Cyberian Dispatch 5: The Closest Place to Kiss the Lake

By Gabriela Bulisova and Mark Isaac

If the goal is to get to Lake Baikal quickly, Listvyanka makes it easy. Sitting at the source of the Angara River, Baikal’s only outlet, Listvyanka is a mere one hour marshrutka (minibus) ride from Irkutsk. It also has a reputation as the most commercial and touristy of all lakeside destinations, drawing a surfeit of visitors twice a year. In the summer, the warm weather inspires swimming, boating, and hiking. In the winter, skiing draws the crowds.

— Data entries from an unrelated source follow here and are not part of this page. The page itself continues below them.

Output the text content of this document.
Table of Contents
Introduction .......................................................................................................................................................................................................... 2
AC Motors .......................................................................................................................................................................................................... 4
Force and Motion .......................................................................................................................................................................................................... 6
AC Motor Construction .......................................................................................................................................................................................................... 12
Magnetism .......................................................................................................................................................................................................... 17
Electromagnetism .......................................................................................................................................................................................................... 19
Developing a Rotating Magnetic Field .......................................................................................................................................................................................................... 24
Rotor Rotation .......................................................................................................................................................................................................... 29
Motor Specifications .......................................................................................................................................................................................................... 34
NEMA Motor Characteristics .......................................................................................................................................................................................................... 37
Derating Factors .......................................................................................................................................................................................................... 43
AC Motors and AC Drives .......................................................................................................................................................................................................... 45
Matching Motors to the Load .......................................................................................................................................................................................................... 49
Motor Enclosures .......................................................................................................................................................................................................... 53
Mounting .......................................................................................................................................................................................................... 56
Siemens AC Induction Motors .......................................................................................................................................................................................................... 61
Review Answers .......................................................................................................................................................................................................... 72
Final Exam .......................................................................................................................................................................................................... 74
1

In late autumn, though, tourists are more of an oddity. We were the only ones registered at the Gavan Baikala (Baikal Harbor) Hotel, and we selected a choice room with views through a deep canyon toward the immensity of the Lake in the distance.

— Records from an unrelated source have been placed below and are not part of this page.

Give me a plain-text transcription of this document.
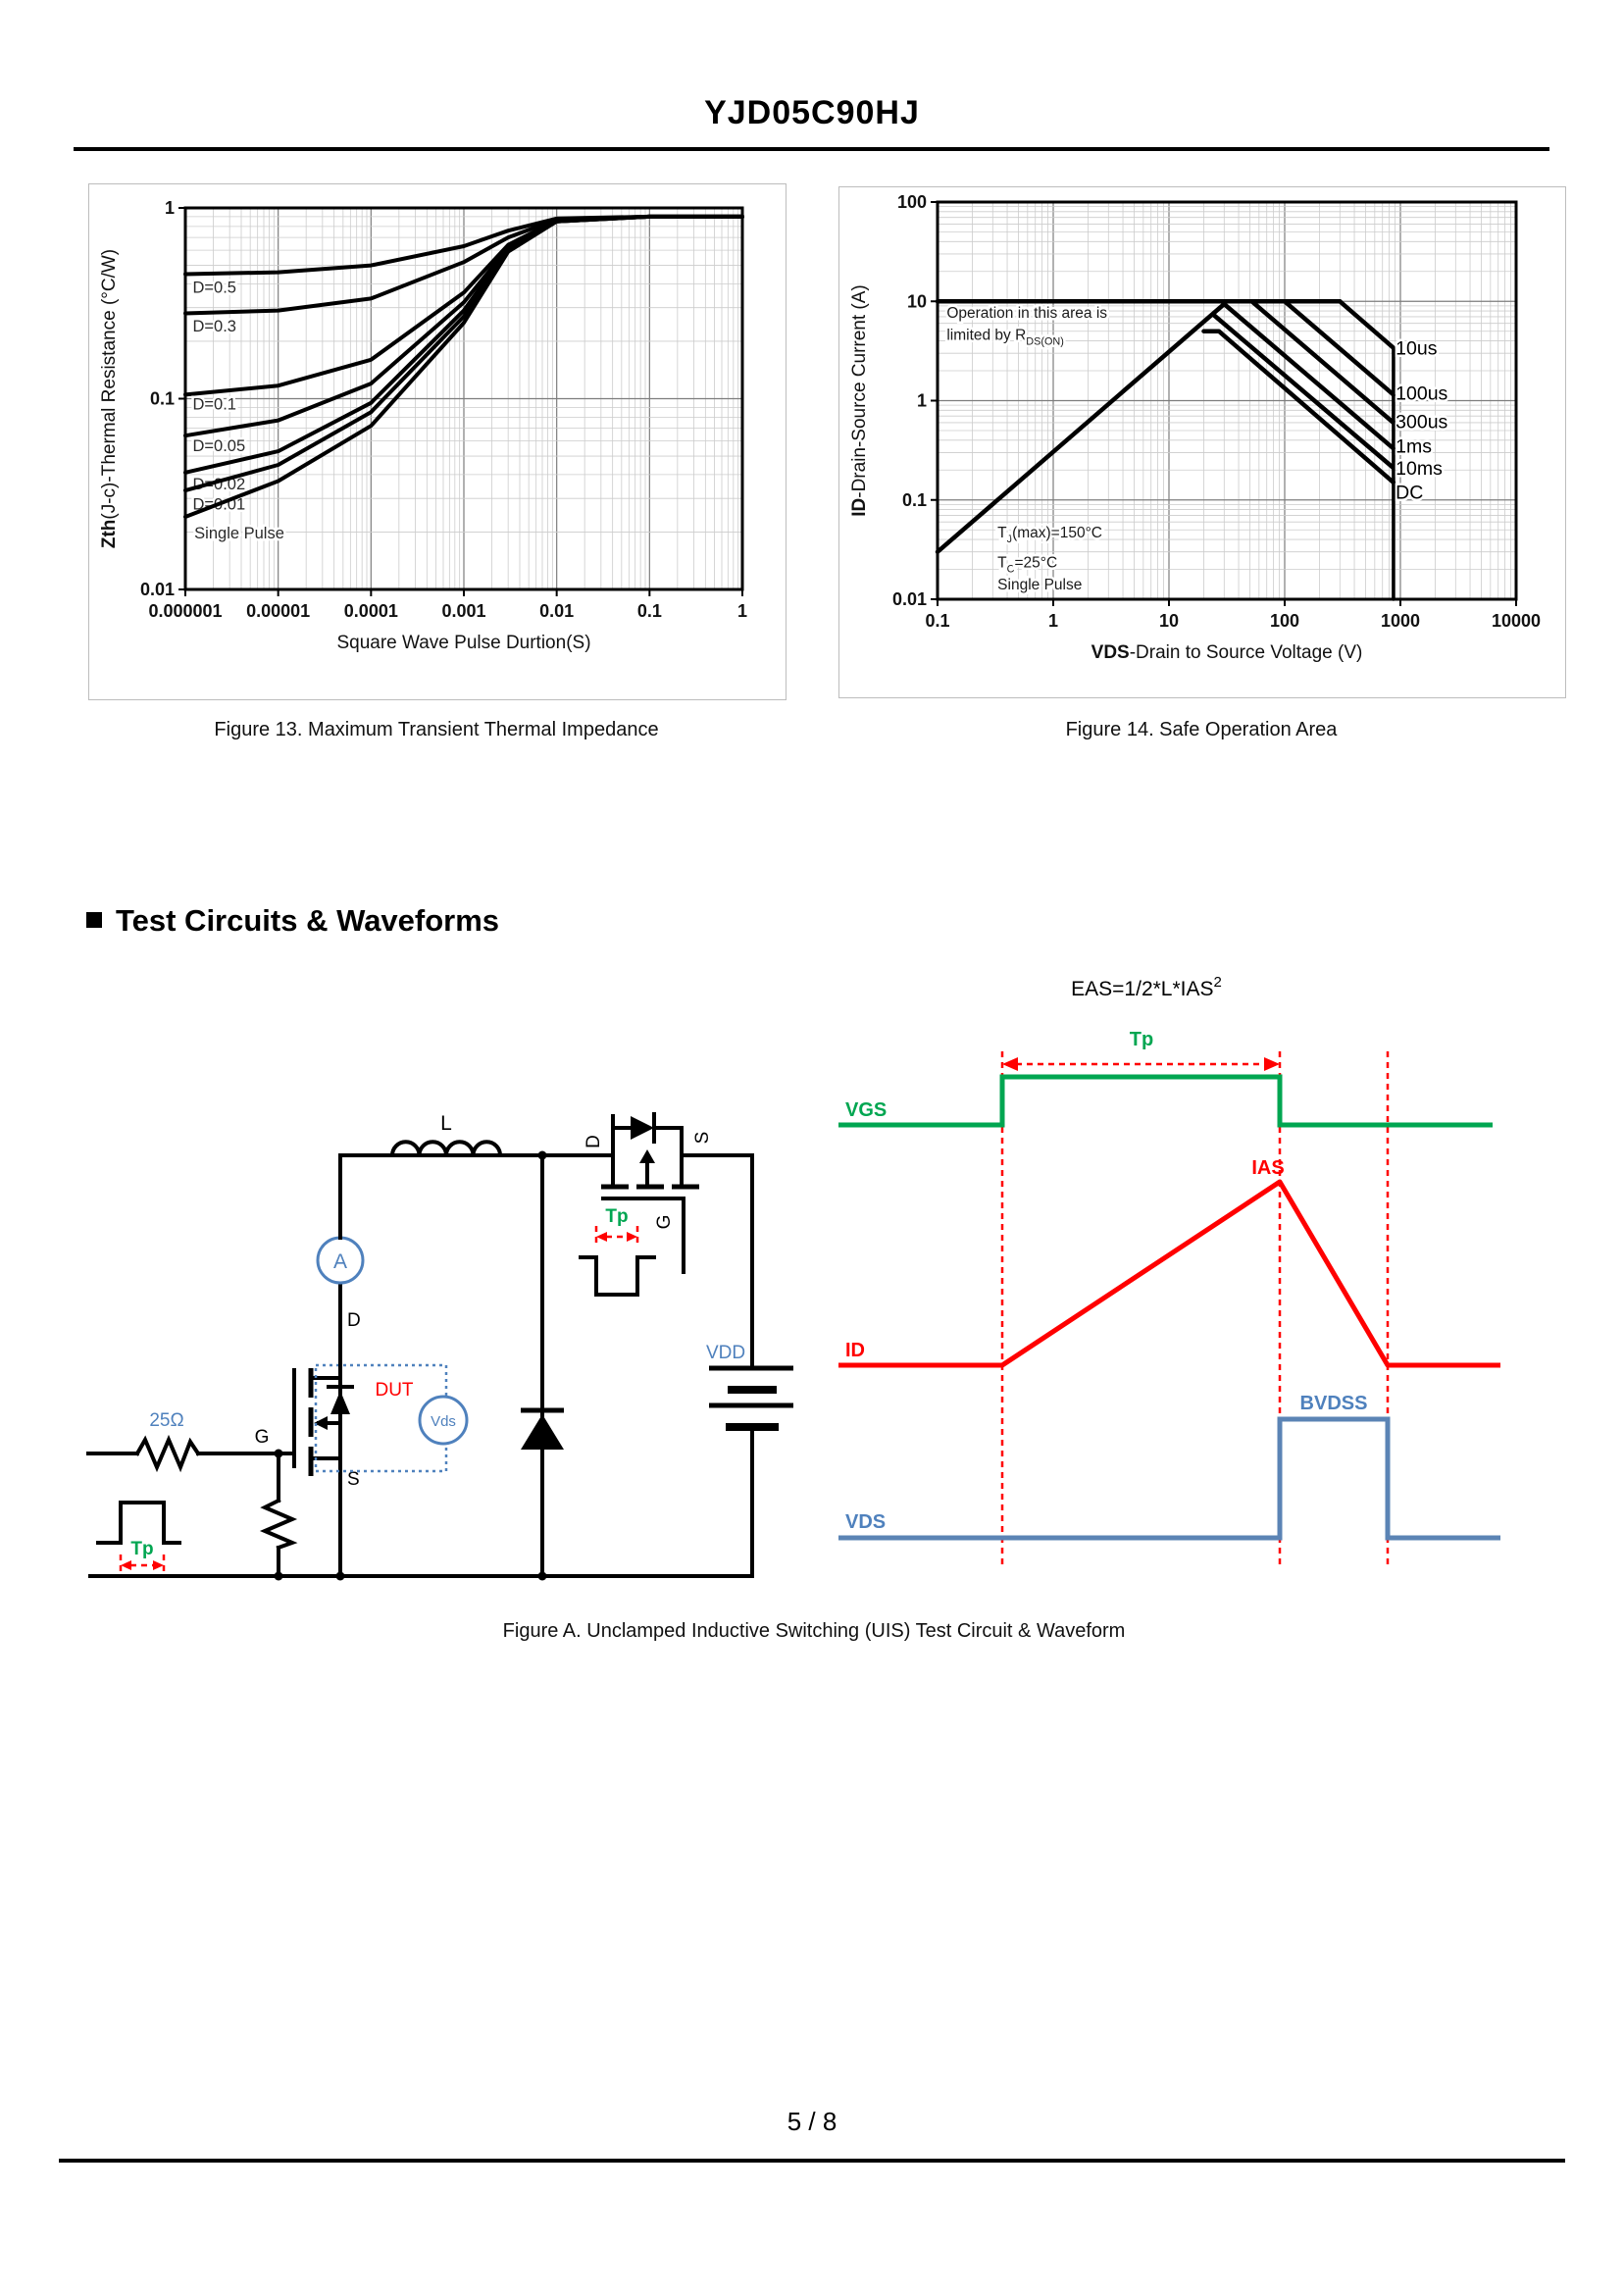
YJD05C90HJ
0.000001 0.00001 0.0001 0.001	0.01	0.1	1
1
0.1
0.01
Square Wave Pulse Durtion(S)
Zth(J-c)-Thermal Resistance (°C/W)	D=0.5
D=0.3
D=0.1
D=0.05
D=0.02
D=0.01
Single Pulse
0.1	1	10	100	1000	10000
100
10
1
0.1
0.01
VDS-Drain to Source Voltage (V)
ID-Drain-Source Current (A)	10us
100us
300us
1ms
10ms
DC
Operation in this area is
limited by $R_{DS(ON)}$
$T_J(\max)=150^\circ C$
$T_C=25^\circ C$
Single Pulse
Figure 13. Maximum Transient Thermal Impedance	Figure 14. Safe Operation Area
Test Circuits & Waveforms
25Ω
Tp
G
D
S
DUT
Vds
A
L
D	S
G
Tp
VDD
$EAS=1/2*L*IAS^2$
Tp
VGS
ID
IAS
VDS
BVDSS
Figure A. Unclamped Inductive Switching (UIS) Test Circuit & Waveform
5 / 8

One reason people are scarce in fall is the capricious weather. When we arrived, it was sunlit and undeniably warm. In the evening temperatures plummeted, and we woke to a delicate snow powdering the landscape. Throughout the next day, faint sun alternated with blasts of wind and drizzle. It was every season in one.

Despite catering to tourists, Listvyanka is a small town with cows wandering its dirt roads and traditional wooden houses packed in amongst Soviet-era apartment buildings. It also has a burgeoning collection of small luxury hotels -- some legal and some that likely are not. There is a buzz about excessive construction fueled by Chinese investors, who allegedly build structures under rules for family homes and then operate them as hotels. And there is outrage over “lectures” by Chinese guides who contend (indefensibly) that Lake Baikal is historically Chinese and only in Russian hands temporarily.

The problem with the building boom is that the town has very limited sewage treatment capacity, so when tourists inundate the area, excess sewage flows directly into the Lake. While an influx of easy money is hard to resist, it may culminate in an environmental catastrophe that chokes off tourism permanently. And scientists are already raising alarms about high levels of dangerous pollutants and the mass death of native sponge populations in the waters surrounding Listvyanka.

For the moment, this tourist mecca is a strange blend of visual and emotional experiences. The collapsing concrete esplanade attracts sightseers who bound out of cars with selfie sticks to make a permanent record of their rapture in front of the Lake. The wooden houses, wandering bovines, and roadside stands offering smoked omul (the most prevalent of Baikal’s fish) present a pastoral scene. The stuffed seals, omnipresent Coca-Cola signs, and men using bullhorns to tout boat trips expose a kitschy capitalism. The construction of faux-glamorous hotels suggests a luxury that is still mostly aspirational. And often there is a rough (but photogenic) edge to the scenery, with building materials strewn about, crumbling fences, and peeling paint.

All that is juxtaposed with the sublime experience of walking out of the village to the east, in the direction of Bolshie Koty (see our blog post from that location, here). At first, grim metal lockers mar the pebbled beach. A few steps away, a landslide has deposited a torrent of boulders on the banks. Then, an ascent along the cliffside offered an astonishing perspective on the Lake’s incomprehensible vastness. Despite a dense cloud cover, a slim opening in the sky in Buryatia created a luminous white line on the Lake’s surface, a divine presence that persisted implausibly. Did it mean the gods were pleased with our visit?

We’d like to think so, but ultimately, it’s difficult to be a visitor in Listvyanka. The town’s messages are mixed, and it is disturbing to think that in small ways, we contributed to the growing problems facing the Lake. We came to kiss Lake Baikal and tell others of its charms, but we were left to ruminate...was it a kiss goodbye?